Ramon e o javali

Ramon estava num bosque, em cima de uma árvore, camuflado, imóvel. Ocultava-se em meio às folhas de um galho enorme que o acomodava como uma cadeira de praia – dava até para esticar as pernas –; queria ficar ali o dia todo, só à espreita, observando a mata, ouvindo pássaros e insetos, micos e sapos. Sentia-se parte daquilo tudo, daquelas raízes e seivas, daquele chão, daquele ar em movimento, quente, vivo, selvagem. Não tinha pressa.

A isca era uma mistura de melaço, milho e batata doce, que Ramon tinha colocado no chão, ao pé da árvore. Esperaria o tempo que fosse preciso, passaria a noite inteira ali, em silêncio, firme como uma pedra – era o que ele queria: escuridão de breu; e corujas, morcegos, raposas.

De repente, um som se destacou dos outros, chamando sua atenção: um estalar de folhas secas, seguido de outro, e mais outro. Um bicho grande se aproximava – Ramon sentia-o na pele, nas veias, nas câmaras pulsantes do seu coração, que se acelerava: tum, tum, tum. Era um javali macho, preto, enorme, com manchas marrons na cabeça, ao redor do focinho e no pescoço. Devia ter uns 300 quilos ou mais. Seus caninos se projetavam para fora, grandes e ameaçadores como os de um demônio vindo das entranhas mais profundas do inferno.

O monstro se aproximava lentamente, cauteloso, mas sem titubeios, o focinho erguido, narinas latejantes, farejando, procurando. Parou ao lado da isca. Era alvo fácil. Seria um tiro só. Pá! E fim. Mas Ramon não conseguia. Sua mão tremia. Não posso, disse para si, e tirou o dedo do gatilho. O bicho nem ligava para a isca, continuava parado, atento, sua pelagem dura e comprida eriçada acima do pescoço, como se captasse algo estranho no ar, uma presença, uma energia que o atraía e ameaçava ao mesmo tempo. Olhou para cima e viu Ramon. Tinha sentido seu cheiro, mas o outro, não o do homem civilizado, medroso, prisioneiro de regras e convenções. Sentia cheiro de bicho solto, selvagem. Seus olhares se encontraram – dois animais se olhando, se examinando –, e o javali grunhiu tão forte, e tão de repente, que Ramon quase caiu da árvore.

Não posso matá-lo, pensou Ramon. Não vou te matar, desgraçado, gritou para o animal, que grunhiu de novo, arreganhando os dentes, os olhos em chamas, grudados em Ramon. Reconheceram-se. Ali no bosque Ramon não era gente. Era bicho. Não tinha medo de nada, de ninguém. Era besta selvagem até a superfície da pele, pronto para matar ou morrer.

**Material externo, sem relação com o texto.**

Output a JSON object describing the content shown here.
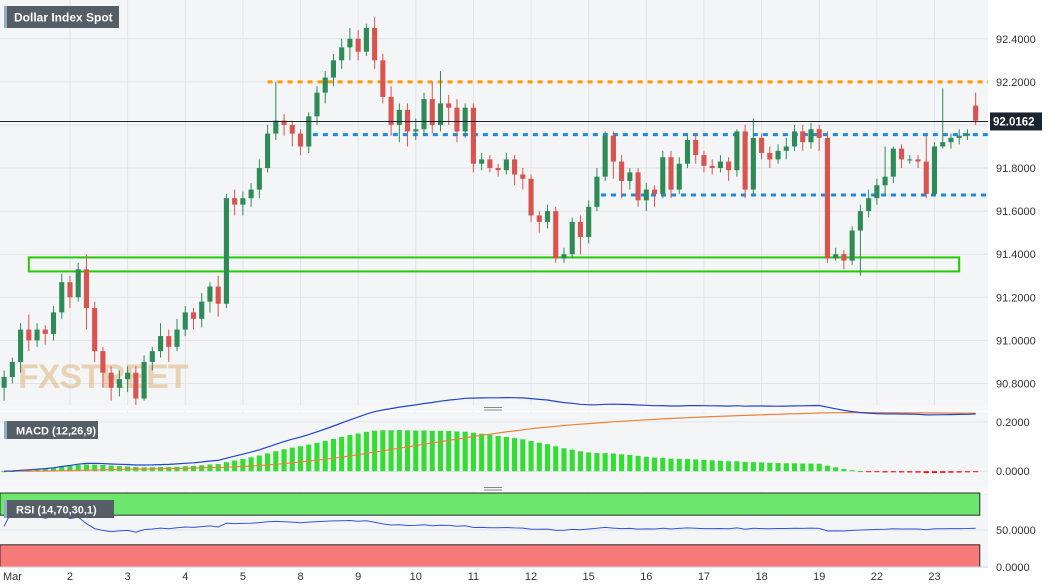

Normalmente, na cidade, Ramon cultivava esse seu lado animal, mas com cuidado, para não cometer nenhum crime. Cultivava-o, em parte, por causa da indiferença a certas convenções estúpidas da civilização que dele conseguia extrair – uma indiferença que o Ramon civilizado tomava como sua, usando-a no seu contato com os outros, o que aliviava o sofrimento causado pelo excesso de pressão e cobrança da sociedade. Foda-se, ele dizia, e seguia em frente, apaziguado.

Estou aqui pensando em algumas pessoas que eu conheço e nas sacanagens que fizeram comigo, baseadas no que é “certo”, no que “tem que ser”... Quer saber? FODA-SE! FODA-SE! FODA-SE!